Bobby seeks the Lamotelokhai’s aid, and once again the things do not even go part way as planned. Chaos ensues, and it is brought horrifyingly home to the Americans, that simply verbalised wishes can have devastating consequences. The Lamotelokhai does not have human thought patterns or sensibilities, and they need to be very, very careful – not only of what they ask of the Lamotelokhai, but to whom they can entrust it.
This tale is reminiscent (though much, much more involved and considered) or fairy tales about finding a genie and being given three wishes. In the fairy tales, it never works out well – and here also it has the propensity to go completely pear shaped. The Papuans see the Lamotelokhai as the bringer of the end of the world, and it soon become apparent why.
The book invites you to think about how you could use such extraordinary power. What could you wish for that would benefit humanity?
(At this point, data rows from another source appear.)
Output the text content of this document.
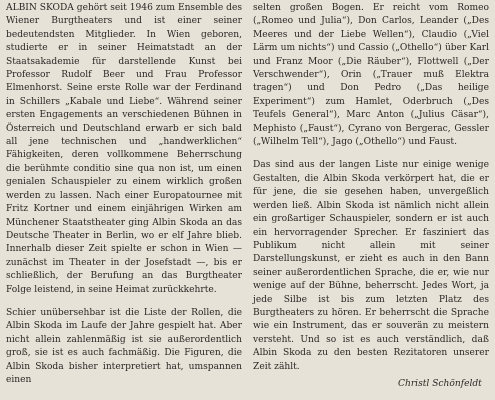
ALBIN SKODA gehört seit 1946 zum Ensemble des Wiener Burgtheaters und ist einer seiner bedeutendsten Mitglieder. In Wien geboren, studierte er in seiner Heimatstadt an der Staatsakademie für darstellende Kunst bei Professor Rudolf Beer und Frau Professor Elmenhorst. Seine erste Rolle war der Ferdinand in Schillers „Kabale und Liebe“. Während seiner ersten Engagements an verschiedenen Bühnen in Österreich und Deutschland erwarb er sich bald all jene technischen und „handwerklichen“ Fähigkeiten, deren vollkommene Beherrschung die berühmte conditio sine qua non ist, um einen genialen Schauspieler zu einem wirklich großen werden zu lassen. Nach einer Europatournee mit Fritz Kortner und einem einjährigen Wirken am Münchener Staatstheater ging Albin Skoda an das Deutsche Theater in Berlin, wo er elf Jahre blieb. Innerhalb dieser Zeit spielte er schon in Wien — zunächst im Theater in der Josefstadt —, bis er schließlich, der Berufung an das Burgtheater Folge leistend, in seine Heimat zurückkehrte.

Schier unübersehbar ist die Liste der Rollen, die Albin Skoda im Laufe der Jahre gespielt hat. Aber nicht allein zahlenmäßig ist sie außerordentlich groß, sie ist es auch fachmäßig. Die Figuren, die Albin Skoda bisher interpretiert hat, umspannen einen

selten großen Bogen. Er reicht vom Romeo („Romeo und Julia“), Don Carlos, Leander („Des Meeres und der Liebe Wellen“), Claudio („Viel Lärm um nichts“) und Cassio („Othello“) über Karl und Franz Moor („Die Räuber“), Flottwell („Der Verschwender“), Orin („Trauer muß Elektra tragen“) und Don Pedro („Das heilige Experiment“) zum Hamlet, Oderbruch („Des Teufels General“), Marc Anton („Julius Cäsar“), Mephisto („Faust“), Cyrano von Bergerac, Gessler („Wilhelm Tell“), Jago („Othello“) und Faust.

Das sind aus der langen Liste nur einige wenige Gestalten, die Albin Skoda verkörpert hat, die er für jene, die sie gesehen haben, unvergeßlich werden ließ. Albin Skoda ist nämlich nicht allein ein großartiger Schauspieler, sondern er ist auch ein hervorragender Sprecher. Er fasziniert das Publikum nicht allein mit seiner Darstellungskunst, er zieht es auch in den Bann seiner außerordentlichen Sprache, die er, wie nur wenige auf der Bühne, beherrscht. Jedes Wort, ja jede Silbe ist bis zum letzten Platz des Burgtheaters zu hören. Er beherrscht die Sprache wie ein Instrument, das er souverän zu meistern versteht. Und so ist es auch verständlich, daß Albin Skoda zu den besten Rezitatoren unserer Zeit zählt.

Christl Schönfeldt
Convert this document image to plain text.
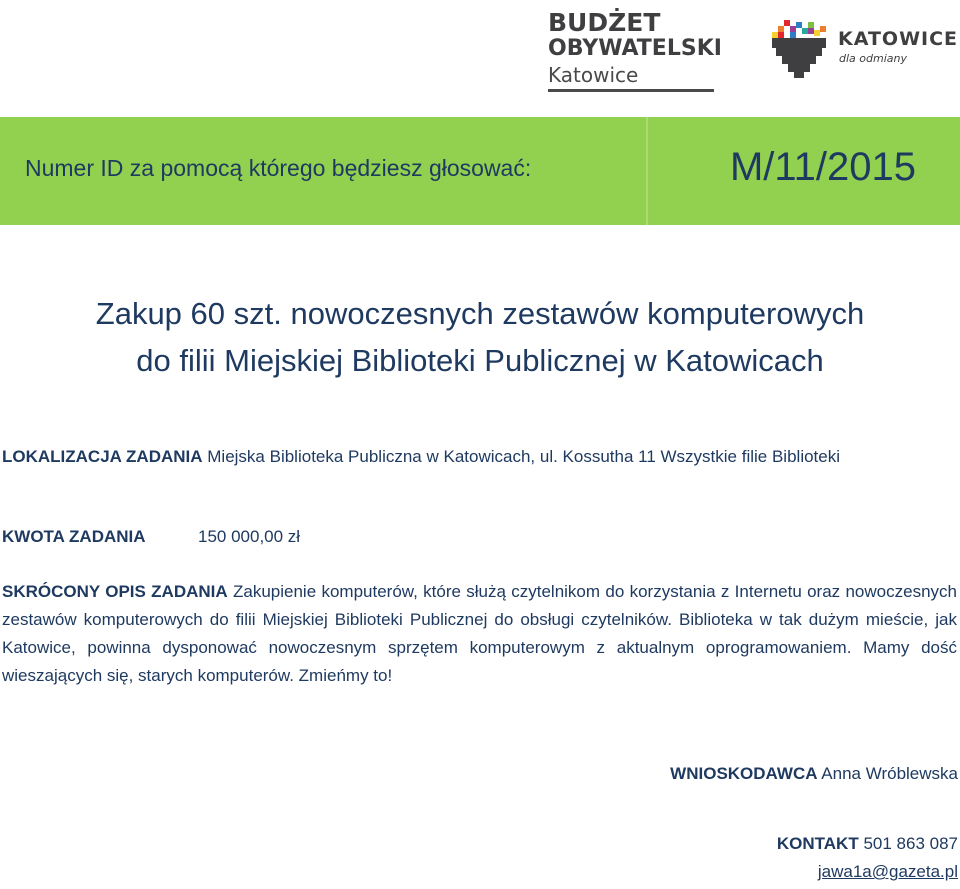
BUDŻET
OBYWATELSKI
Katowice
KATOWICE
dla odmiany
Numer ID za pomocą którego będziesz głosować:	M/11/2015
Zakup 60 szt. nowoczesnych zestawów komputerowych
do filii Miejskiej Biblioteki Publicznej w Katowicach
LOKALIZACJA ZADANIA Miejska Biblioteka Publiczna w Katowicach, ul. Kossutha 11 Wszystkie filie Biblioteki
KWOTA ZADANIA	150 000,00 zł
SKRÓCONY OPIS ZADANIA Zakupienie komputerów, które służą czytelnikom do korzystania z Internetu oraz nowoczesnych zestawów komputerowych do filii Miejskiej Biblioteki Publicznej do obsługi czytelników. Biblioteka w tak dużym mieście, jak Katowice, powinna dysponować nowoczesnym sprzętem komputerowym z aktualnym oprogramowaniem. Mamy dość wieszających się, starych komputerów. Zmieńmy to!
WNIOSKODAWCA Anna Wróblewska
KONTAKT 501 863 087
jawa1a@gazeta.pl
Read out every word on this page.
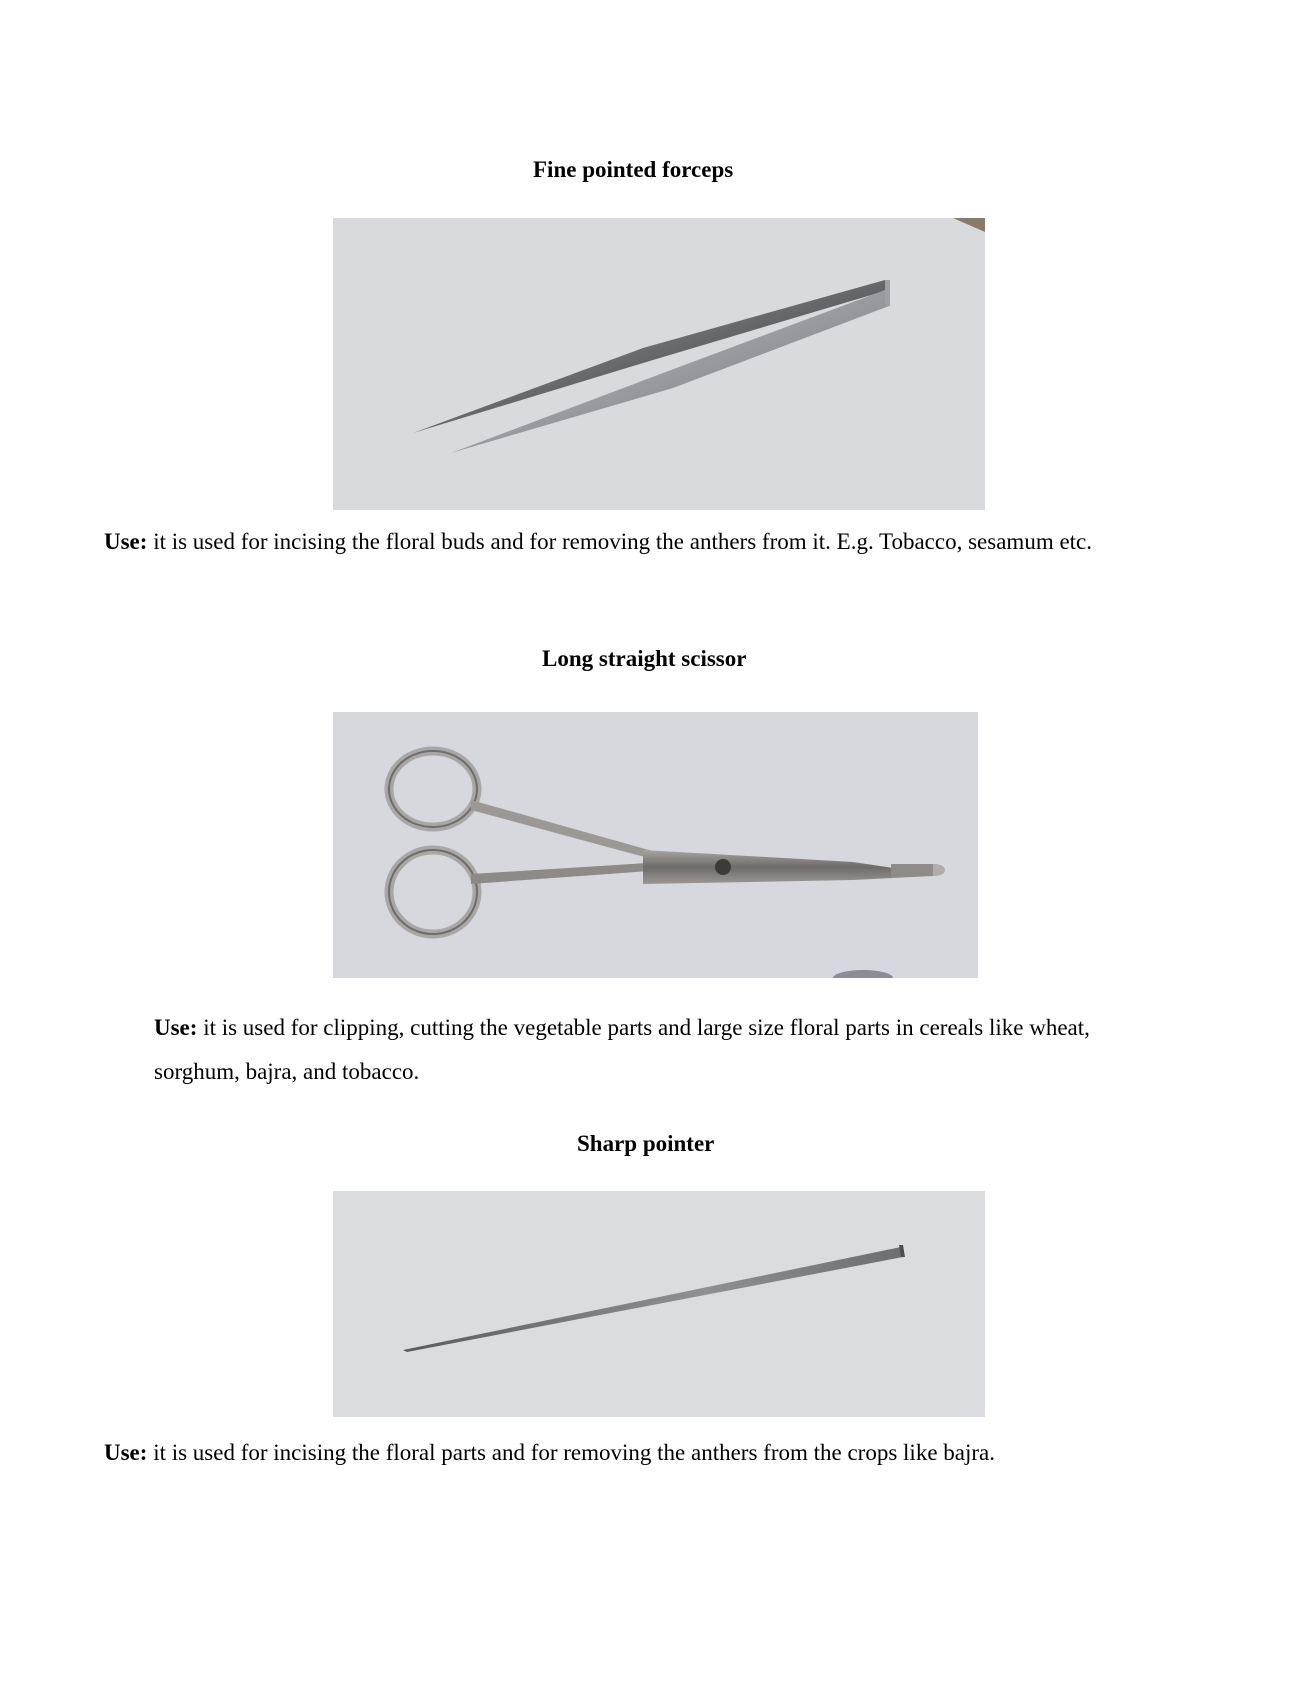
Fine pointed forceps

Use: it is used for incising the floral buds and for removing the anthers from it. E.g. Tobacco, sesamum etc.

Long straight scissor

Use: it is used for clipping, cutting the vegetable parts and large size floral parts in cereals like wheat, sorghum, bajra, and tobacco.

Sharp pointer

Use: it is used for incising the floral parts and for removing the anthers from the crops like bajra.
I have read so much dystopian fiction, that I could never trust a wish for world peace (there is ‘peace’ in world dictatorships). Bill Gates and other Silicon Valley billionaires are committed to curing all health problems (one issue at time), but as Bobby points out, you may then have a problem of over-population. No benefit can be without adverse consequences. I feel that somehow, the most selfish of wishes – cure me, make me rich, beautiful, famous etc – are those least likely to destroy mankind. What a dismal thought.
Bobby’s eventual solution is gifted – and perhaps the only way to go. “The alien knowledge and technology was now just trickling into human culture without turning the entire world upside down. Instead of diffusion, Bobby liked to think of it as careful, measured infusion of ideas.”
This book is just as brilliantly thought out and told as “Diffusion”. It cannot be read as a stand-alone, but after you have started “Diffusion”, you will simply have to read this – and the sequel “Profusion”.